“Frozen” is Disney’s latest animated movie and addition to their long line of “princess movies” However, unlike the past few films (excluding “Brave”), this is not one of those stereotypical princess films. Based off of Hans Christian Andersen’s book “The Snow Queen”, “Frozen” is set in the faraway land of Arendelle. The people and their outfits are based off of those of the Sami people who are the nomadic reindeer herders of Northern Norway and Sweden.
The story revolves around two sisters: Elsa and Anna. The story starts off with Anna waking Elsa up in the middle of the night begging her to show her magic powers. Elsa has the power to create and control ice and snow. They rush down to the ballroom and Elsa begins spreading snow everywhere. But after Elsa accidentally hits her with a blast of magic, their fun is cut short. Their parents then come down and quickly take her to be healed. This is when Elsa is forced to hide away from her sister, to never speak of or show anyone her powers. What lies in store is an incredible tale of how the love between two sisters can melt even the coldest of hearts.

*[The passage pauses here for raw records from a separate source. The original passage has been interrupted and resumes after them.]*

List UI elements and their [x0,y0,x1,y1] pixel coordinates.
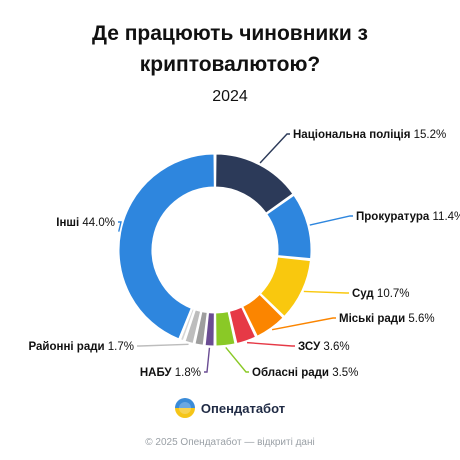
brand: Опендатабот [0,398,460,418]
slice-label: Прокуратура 11.4% [356,211,460,223]
donut-slice [204,312,215,347]
slice-label: Суд 10.7% [352,288,410,300]
slice-leader-line [246,341,295,347]
slice-label: НАБУ 1.8% [140,367,201,379]
donut-slice [118,153,215,340]
slice-label: Інші 44.0% [56,217,115,229]
donut-slice [194,311,208,346]
slice-label: Обласні ради 3.5% [252,367,358,379]
donut-slice [259,256,311,318]
slice-leader-line [204,347,211,373]
slice-leader-line [259,133,290,164]
opendatabot-logo-icon [174,398,195,418]
donut-slice [215,153,294,214]
slice-label: Національна поліція 15.2% [293,129,446,141]
donut-slice [215,311,236,347]
donut-slice [184,309,202,345]
slice-label: Районні ради 1.7% [29,341,135,353]
brand-name: Опендатабот [200,400,286,416]
slice-leader-line [271,317,336,331]
slice-label: Міські ради 5.6% [339,313,435,325]
chart-title: Де працюють чиновники з криптовалютою? [91,22,368,76]
donut-slice [266,194,312,260]
chart-subtitle: 2024 [212,88,248,105]
slice-label: ЗСУ 3.6% [298,341,350,353]
slice-leader-line [137,343,189,347]
slice-leader-line [309,215,353,226]
slice-leader-line [225,346,249,373]
slice-leader-line [118,221,122,232]
donut-slice [242,293,284,337]
donut-slice [179,308,195,342]
donut-slice [228,306,257,345]
footer-copyright: © 2025 Опендатабот — відкриті дані [145,437,315,448]
slice-leader-line [303,290,349,294]
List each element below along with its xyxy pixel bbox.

This is by far the most well-told, animated and visually stunning of all of Disney’s movies. The animators spared no expense with this film. The characters move as if they were actual people, they almost look motion captured. From each strand of hair to the subtle movement of the flowers on the maypole, the feel of a winter wonderland is so apparent, the audience almost shivers. The visuals and special effects are amazing―no, awe-inspiring. The snowflakes look like many small diamonds flowing through the air. The amount of time and detail that went into the ice and snow effects makes one wish that snow in our world was that beautiful. While some stories take many chapters and sometimes even books to convey a certain feeling or emotion in the reader, “Frozen” is able to make the audience feel for Anna and Elsa in just a matter of minutes. Before the first 10 minutes of the movie has passed, the viewer will get a feeling for how truly alone Elsa is and how sad Anna has become after seeing her sister shut her out for most of their lives.
In the end, “Frozen” surpasses all of Disney’s previous movies. The story, the visuals, the music―heck, even the attention to the cultural detail of the Sami people amazes me. For those who want to go see a movie that was advertised for children but plays out as if it was intended for adults, 10 bucks to go see this fantastic film is well worth it.